Im Entwurf ihres Wahlprogramms betonen die Grünen die sozialverträgliche Ausgestaltung von Klimaschutz. "Damit klimafreundliche Alternativen für alle Menschen erschwinglich werden, wollen wir in Zukunft Förderprogramme weiter ausbauen und durch soziale Staffelung insbesondere auf Menschen mit geringen und mittleren Einkommen zuschneiden", heißt es in dem Papier. Dafür nimmt die Partei auch Schulden in Kauf. Investitionen in den Klimaschutz seien eine Generationenaufgabe, die "teilweise auch über Kreditaufnahme finanziert werden sollte".
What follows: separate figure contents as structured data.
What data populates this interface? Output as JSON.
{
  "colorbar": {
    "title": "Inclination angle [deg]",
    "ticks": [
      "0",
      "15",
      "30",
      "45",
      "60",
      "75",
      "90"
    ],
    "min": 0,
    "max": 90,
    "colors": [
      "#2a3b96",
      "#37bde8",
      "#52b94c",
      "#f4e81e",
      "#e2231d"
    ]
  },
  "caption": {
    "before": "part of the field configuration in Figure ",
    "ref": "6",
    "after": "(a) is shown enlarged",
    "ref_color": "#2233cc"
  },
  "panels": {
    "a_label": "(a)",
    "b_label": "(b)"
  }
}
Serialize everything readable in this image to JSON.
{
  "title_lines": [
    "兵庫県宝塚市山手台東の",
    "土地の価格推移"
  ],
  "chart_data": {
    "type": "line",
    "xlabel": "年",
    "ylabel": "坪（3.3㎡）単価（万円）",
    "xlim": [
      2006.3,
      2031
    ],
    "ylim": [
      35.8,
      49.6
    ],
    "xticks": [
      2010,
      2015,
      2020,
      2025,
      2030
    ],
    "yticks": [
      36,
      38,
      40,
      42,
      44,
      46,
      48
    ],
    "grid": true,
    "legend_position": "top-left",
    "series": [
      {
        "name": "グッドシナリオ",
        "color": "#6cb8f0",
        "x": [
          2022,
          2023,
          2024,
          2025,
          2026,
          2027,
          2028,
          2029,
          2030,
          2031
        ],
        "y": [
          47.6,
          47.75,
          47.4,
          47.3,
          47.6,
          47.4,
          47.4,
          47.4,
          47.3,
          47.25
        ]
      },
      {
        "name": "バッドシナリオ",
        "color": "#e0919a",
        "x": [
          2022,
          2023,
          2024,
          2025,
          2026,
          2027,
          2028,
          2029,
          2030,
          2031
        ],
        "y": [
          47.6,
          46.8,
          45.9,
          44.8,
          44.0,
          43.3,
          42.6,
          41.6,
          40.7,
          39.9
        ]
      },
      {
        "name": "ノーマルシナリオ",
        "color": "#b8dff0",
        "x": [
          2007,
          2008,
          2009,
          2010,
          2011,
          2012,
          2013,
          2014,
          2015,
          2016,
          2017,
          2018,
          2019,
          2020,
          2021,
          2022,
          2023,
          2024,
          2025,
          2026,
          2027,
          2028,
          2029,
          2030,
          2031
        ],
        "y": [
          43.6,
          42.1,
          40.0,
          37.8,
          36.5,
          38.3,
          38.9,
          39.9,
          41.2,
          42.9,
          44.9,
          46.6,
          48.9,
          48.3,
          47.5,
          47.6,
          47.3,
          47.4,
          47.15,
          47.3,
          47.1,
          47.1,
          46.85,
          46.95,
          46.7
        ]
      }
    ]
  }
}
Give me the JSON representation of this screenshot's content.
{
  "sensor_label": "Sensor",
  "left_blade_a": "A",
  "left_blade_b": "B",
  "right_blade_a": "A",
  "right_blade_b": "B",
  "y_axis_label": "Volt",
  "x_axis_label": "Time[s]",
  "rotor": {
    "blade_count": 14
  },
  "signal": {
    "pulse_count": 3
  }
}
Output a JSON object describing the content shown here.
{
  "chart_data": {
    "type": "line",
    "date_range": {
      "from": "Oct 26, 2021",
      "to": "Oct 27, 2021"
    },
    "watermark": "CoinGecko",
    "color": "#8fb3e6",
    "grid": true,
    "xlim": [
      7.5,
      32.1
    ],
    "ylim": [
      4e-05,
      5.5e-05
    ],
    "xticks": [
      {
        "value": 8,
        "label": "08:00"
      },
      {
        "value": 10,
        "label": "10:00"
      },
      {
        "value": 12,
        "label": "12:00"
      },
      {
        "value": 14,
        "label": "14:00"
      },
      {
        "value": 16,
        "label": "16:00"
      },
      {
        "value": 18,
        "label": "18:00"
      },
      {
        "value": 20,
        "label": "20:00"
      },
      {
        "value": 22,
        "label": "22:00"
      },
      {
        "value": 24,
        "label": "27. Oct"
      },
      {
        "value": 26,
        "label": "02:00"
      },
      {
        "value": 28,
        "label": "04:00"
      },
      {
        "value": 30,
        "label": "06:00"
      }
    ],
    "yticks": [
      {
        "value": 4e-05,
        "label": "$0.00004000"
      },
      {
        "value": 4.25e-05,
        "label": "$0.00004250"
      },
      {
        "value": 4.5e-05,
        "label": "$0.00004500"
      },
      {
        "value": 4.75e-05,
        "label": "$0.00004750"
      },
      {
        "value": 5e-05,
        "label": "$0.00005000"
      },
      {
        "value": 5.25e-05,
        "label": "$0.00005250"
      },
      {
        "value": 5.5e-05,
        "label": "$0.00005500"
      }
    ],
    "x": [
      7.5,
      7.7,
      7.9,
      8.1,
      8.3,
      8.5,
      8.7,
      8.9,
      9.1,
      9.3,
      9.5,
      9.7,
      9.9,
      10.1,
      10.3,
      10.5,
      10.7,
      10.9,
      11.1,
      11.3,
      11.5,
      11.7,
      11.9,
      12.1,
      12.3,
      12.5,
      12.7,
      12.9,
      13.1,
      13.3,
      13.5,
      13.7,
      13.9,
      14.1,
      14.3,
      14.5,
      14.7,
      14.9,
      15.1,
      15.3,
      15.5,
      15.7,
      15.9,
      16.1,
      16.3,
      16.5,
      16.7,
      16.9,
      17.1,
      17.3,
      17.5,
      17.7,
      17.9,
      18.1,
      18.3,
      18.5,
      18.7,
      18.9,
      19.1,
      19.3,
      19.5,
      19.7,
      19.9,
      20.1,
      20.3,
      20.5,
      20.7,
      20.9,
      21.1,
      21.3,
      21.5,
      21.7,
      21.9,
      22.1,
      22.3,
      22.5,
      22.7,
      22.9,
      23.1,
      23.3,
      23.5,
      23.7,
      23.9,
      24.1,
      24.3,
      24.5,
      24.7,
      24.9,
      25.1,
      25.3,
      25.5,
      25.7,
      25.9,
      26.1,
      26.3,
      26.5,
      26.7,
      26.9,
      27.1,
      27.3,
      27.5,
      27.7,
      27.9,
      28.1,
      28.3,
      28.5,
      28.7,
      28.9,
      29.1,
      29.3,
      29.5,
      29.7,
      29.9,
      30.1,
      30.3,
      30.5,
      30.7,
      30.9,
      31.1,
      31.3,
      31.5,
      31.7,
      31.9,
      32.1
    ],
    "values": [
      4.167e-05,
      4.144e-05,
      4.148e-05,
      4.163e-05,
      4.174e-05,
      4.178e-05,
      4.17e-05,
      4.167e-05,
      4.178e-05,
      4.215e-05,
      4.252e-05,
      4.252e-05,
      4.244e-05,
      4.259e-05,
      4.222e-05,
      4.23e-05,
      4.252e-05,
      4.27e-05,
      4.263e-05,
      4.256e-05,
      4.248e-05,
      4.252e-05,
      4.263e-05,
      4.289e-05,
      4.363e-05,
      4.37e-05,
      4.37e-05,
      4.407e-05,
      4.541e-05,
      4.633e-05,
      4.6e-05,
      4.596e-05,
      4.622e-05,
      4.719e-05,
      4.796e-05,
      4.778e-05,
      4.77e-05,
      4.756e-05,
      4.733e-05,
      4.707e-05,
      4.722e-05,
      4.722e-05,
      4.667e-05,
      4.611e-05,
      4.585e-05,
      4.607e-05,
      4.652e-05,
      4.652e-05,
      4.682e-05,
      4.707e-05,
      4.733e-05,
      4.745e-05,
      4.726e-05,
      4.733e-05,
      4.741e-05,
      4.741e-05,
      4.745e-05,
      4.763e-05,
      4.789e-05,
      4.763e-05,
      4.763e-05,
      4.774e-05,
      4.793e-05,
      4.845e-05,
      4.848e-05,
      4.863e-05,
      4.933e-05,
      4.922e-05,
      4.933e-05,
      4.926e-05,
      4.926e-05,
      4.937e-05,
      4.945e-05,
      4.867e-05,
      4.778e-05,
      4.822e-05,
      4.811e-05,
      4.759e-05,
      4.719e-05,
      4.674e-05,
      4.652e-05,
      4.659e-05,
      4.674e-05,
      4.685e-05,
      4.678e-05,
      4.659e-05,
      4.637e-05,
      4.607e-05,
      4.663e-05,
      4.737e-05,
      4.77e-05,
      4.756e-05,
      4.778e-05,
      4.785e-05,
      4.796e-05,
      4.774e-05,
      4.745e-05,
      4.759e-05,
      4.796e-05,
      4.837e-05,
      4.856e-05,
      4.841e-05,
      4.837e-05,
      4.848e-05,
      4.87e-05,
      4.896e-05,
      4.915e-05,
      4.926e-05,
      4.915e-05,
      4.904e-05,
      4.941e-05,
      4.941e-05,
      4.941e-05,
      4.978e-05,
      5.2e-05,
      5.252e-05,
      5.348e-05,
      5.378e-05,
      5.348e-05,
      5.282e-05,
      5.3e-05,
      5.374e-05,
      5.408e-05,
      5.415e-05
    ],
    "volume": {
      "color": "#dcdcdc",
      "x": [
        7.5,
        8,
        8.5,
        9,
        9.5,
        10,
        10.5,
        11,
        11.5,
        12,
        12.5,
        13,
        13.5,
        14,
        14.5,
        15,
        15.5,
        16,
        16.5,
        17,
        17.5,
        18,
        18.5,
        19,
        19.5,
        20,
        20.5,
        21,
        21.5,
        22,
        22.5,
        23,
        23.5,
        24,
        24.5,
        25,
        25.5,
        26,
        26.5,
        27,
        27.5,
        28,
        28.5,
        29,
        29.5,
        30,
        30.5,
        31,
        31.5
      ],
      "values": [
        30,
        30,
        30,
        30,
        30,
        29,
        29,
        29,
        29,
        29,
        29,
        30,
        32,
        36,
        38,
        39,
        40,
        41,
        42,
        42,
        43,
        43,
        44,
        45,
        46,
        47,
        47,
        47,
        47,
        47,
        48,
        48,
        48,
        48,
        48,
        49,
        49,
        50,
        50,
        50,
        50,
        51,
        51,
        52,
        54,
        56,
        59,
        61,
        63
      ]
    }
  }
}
E-Auto-Unterstützung und "dauerhaft günstige Energie"
Ein weiteres Vorhaben, das im Programmentwurf genannt wird, ist eine staatliche Unterstützung beim Kauf eines E-Autos. Es soll eine Ladekarte für das Tanken an öffentlichen Ladesäulen geben, außerdem steuerliche Förderung und ein sogenanntes Social-Leasing-Programm für E-Autos.
Mit Blick auf die Wirtschaftspolitik streben die Grünen laut Programmentwurf "dauerhaft günstige Energie" und höhere private und öffentliche Investitionen in Innovation und Infrastruktur sowie mehr Fachkräfte an. Staatliche Prozesse sollen vereinfacht und beschleunigt werden.